15 jours s’écoulent et un matin une grande enveloppe encombre ma boite aux lettres. J’ouvre.

15 photocopies d’une très grande qualité sont sous nos yeux et une carte les accompagne ;

Madame, Monsieur, Voici les états de service de Guillaume TEYCHENNÉ qui a servi au 1er Rgt de Zouaves puis au Régiment de Zouaves de la Garde Impériale. Il a participé à la campagne d’Italie puis à celle du Mexique, il est même allé en Syrie. Il a perdu son galon de 1ère classe pour un curieux motif « pour ne pas s’être opposé à la révolte de la Martinique ».

Je vous joins 2 illustrations montrant la tenue portée au Rgt de Zouaves de la Garde Impériale. En souhaitant que ces documents vous feront plaisir et oublier votre "malheureuse" journée de recherches au S.H.D*… Cordialement.

Il existe quand même des personnes fort sympathiques.

Vous pouvez vous imaginer la joie de recevoir un tel courrier. Tout y est. Je découvre qu’après 7 ans au service de la patrie il renouvelle son engagement pour encore 7 ans. Il fait toutes les campagnes même celle de 1870 ; il a deux médailles, celle d’Italie et celle du Mexique. Bien que contestataire, il termine dans la Garde Impériale.

Ce qui me fascine le plus c’est de réaliser que Guillaume reste 14 ans sous les drapeaux, toujours au combat et sans blessure. La campagne d’Italie est une boucherie.

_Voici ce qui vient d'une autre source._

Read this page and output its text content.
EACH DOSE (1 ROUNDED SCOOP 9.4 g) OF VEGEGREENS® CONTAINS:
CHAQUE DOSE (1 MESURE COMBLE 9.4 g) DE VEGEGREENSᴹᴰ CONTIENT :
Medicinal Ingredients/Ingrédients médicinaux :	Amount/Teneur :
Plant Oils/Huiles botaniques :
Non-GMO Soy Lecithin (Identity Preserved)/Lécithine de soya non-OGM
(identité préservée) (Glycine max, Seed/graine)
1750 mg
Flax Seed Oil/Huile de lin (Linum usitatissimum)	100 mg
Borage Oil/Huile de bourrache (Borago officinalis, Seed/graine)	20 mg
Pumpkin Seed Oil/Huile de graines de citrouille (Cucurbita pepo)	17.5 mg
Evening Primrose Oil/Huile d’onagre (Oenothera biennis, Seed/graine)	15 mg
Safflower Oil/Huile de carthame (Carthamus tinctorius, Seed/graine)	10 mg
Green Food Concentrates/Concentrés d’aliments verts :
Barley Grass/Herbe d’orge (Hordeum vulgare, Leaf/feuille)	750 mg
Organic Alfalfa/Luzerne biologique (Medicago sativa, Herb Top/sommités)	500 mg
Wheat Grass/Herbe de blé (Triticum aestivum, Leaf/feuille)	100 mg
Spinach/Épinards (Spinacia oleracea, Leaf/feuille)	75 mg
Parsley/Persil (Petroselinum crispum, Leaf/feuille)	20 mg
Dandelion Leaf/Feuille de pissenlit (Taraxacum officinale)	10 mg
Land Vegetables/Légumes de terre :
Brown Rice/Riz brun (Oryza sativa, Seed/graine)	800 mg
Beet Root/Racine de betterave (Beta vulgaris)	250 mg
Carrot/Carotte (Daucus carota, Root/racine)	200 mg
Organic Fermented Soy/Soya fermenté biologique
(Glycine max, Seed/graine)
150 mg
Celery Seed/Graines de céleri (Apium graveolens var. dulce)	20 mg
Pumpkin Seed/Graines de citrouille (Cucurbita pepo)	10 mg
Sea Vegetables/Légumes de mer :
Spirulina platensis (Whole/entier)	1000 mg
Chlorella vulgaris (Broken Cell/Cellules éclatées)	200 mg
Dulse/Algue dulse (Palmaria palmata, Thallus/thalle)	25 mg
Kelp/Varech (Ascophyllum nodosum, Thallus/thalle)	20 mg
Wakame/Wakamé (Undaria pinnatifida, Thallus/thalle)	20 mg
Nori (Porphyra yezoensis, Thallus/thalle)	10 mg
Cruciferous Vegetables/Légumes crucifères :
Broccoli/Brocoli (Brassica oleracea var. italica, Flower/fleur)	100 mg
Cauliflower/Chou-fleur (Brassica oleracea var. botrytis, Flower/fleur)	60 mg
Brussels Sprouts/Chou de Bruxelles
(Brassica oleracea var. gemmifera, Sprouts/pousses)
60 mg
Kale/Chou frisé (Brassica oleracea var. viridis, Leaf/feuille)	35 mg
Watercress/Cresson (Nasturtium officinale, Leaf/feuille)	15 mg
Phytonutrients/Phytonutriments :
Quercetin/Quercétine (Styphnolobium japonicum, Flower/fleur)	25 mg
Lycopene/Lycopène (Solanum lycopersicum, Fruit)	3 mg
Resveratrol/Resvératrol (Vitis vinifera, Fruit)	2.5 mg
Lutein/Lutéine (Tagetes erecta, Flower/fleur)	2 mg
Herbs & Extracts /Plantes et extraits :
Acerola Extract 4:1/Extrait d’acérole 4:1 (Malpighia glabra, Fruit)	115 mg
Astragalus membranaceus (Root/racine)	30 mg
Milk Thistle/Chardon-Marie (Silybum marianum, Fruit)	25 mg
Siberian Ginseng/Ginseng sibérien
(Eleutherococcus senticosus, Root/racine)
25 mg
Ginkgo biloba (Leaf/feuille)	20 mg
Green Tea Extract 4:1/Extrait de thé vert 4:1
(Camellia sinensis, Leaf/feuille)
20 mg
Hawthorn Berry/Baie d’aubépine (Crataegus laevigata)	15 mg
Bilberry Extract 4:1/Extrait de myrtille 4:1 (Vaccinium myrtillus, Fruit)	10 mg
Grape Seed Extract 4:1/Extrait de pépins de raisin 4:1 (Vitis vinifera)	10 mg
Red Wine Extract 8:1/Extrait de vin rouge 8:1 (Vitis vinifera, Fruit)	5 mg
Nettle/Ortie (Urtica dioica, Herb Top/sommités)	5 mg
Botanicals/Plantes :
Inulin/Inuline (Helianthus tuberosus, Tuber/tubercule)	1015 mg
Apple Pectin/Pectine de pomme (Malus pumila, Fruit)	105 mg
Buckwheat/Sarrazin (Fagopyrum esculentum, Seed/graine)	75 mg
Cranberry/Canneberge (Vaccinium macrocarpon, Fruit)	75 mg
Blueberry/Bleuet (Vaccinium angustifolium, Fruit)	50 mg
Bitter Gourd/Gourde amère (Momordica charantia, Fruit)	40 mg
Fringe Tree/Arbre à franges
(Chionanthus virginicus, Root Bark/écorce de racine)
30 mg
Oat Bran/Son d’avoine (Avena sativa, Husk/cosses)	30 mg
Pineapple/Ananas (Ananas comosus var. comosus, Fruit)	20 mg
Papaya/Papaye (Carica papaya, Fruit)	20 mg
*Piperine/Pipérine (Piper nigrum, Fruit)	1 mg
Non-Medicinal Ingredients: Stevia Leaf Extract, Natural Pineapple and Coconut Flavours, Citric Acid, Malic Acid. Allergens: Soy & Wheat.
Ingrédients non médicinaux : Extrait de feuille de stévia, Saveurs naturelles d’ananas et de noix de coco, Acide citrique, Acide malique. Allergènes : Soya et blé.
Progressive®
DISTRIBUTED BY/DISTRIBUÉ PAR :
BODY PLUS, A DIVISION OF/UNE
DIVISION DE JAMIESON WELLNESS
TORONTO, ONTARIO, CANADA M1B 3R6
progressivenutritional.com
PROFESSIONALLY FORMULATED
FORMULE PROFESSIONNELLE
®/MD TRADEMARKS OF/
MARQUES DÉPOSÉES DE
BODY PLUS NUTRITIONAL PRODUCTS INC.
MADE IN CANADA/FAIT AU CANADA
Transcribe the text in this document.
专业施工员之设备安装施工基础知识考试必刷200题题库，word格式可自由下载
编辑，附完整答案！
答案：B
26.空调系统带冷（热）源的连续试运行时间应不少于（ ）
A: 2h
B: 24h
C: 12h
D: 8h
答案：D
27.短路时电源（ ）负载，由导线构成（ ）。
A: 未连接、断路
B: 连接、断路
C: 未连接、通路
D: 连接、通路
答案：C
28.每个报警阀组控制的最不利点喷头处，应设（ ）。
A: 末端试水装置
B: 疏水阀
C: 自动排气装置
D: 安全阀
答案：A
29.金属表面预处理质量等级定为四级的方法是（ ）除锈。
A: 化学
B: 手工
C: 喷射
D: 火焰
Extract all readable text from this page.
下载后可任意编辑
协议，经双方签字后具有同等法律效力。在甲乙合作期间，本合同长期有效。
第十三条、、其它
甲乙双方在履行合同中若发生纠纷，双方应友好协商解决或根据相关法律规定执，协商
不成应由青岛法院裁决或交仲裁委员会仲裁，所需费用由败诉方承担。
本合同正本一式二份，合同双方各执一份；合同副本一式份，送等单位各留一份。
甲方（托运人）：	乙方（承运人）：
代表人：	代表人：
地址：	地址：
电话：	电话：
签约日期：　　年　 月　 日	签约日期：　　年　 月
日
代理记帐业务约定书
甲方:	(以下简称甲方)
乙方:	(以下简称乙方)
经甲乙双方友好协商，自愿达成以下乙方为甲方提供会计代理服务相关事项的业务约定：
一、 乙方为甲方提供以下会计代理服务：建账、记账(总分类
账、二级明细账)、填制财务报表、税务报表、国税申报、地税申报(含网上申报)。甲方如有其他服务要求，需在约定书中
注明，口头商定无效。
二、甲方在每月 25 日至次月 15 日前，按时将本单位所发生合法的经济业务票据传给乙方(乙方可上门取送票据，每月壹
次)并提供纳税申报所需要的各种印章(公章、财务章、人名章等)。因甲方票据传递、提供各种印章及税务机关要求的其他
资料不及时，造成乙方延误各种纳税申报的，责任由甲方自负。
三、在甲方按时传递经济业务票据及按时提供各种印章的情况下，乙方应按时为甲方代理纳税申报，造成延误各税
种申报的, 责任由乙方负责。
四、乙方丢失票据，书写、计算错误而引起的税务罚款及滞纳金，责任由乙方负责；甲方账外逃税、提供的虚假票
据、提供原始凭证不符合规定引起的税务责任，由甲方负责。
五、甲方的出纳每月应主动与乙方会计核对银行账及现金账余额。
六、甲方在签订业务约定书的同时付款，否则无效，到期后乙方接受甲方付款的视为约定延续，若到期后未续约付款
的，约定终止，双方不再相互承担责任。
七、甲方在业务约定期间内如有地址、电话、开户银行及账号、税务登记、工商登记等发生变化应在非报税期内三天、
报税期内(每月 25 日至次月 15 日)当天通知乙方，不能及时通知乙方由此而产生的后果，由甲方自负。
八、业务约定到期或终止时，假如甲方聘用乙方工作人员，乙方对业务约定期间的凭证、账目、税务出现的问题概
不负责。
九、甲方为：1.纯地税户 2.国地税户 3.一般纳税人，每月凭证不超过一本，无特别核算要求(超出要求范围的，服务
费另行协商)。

Pour la seule bataille de Mélégnano, à laquelle il participe, l’estimation est d’environ 1 000 morts côté français et au Mexique, sur 38 493 militaires français présents 6 654 meurent de blessures ou de maladie. Il se marie à plus de 35 ans, a 6 enfants, avec sa famille de l’Ariège il émigre sur les bords de la Garonne à St Julien de Beychevelle et meurt à plus de 86 ans chez les Petites Sœurs des Pauvres rue Judaïque à Bordeaux. Il nous a fallu beaucoup de persévérance pour retrouver sa sépulture dans le registre du cimetière de la Chartreuse, la mairie de Bordeaux nous ayant répondu qu’il n’y avait pas de Teychené mort à Bordeaux à cette époque.

Avant d’entamer mes recherches généalogiques, j’ignorais que mes racines étaient ariégeoises et c’est grâce mon arrière grand–père Guillaume que j’ai pu les découvrir.

Pour un pâtre né en face du Mont Valier en Ariège, sa destinée et son parcours ne sont pas sans panache.

Un grand merci à la généalogie pour cette nouvelle aventure que nous venons de vivre.

                           

*SHD : Service Historique de la Défense.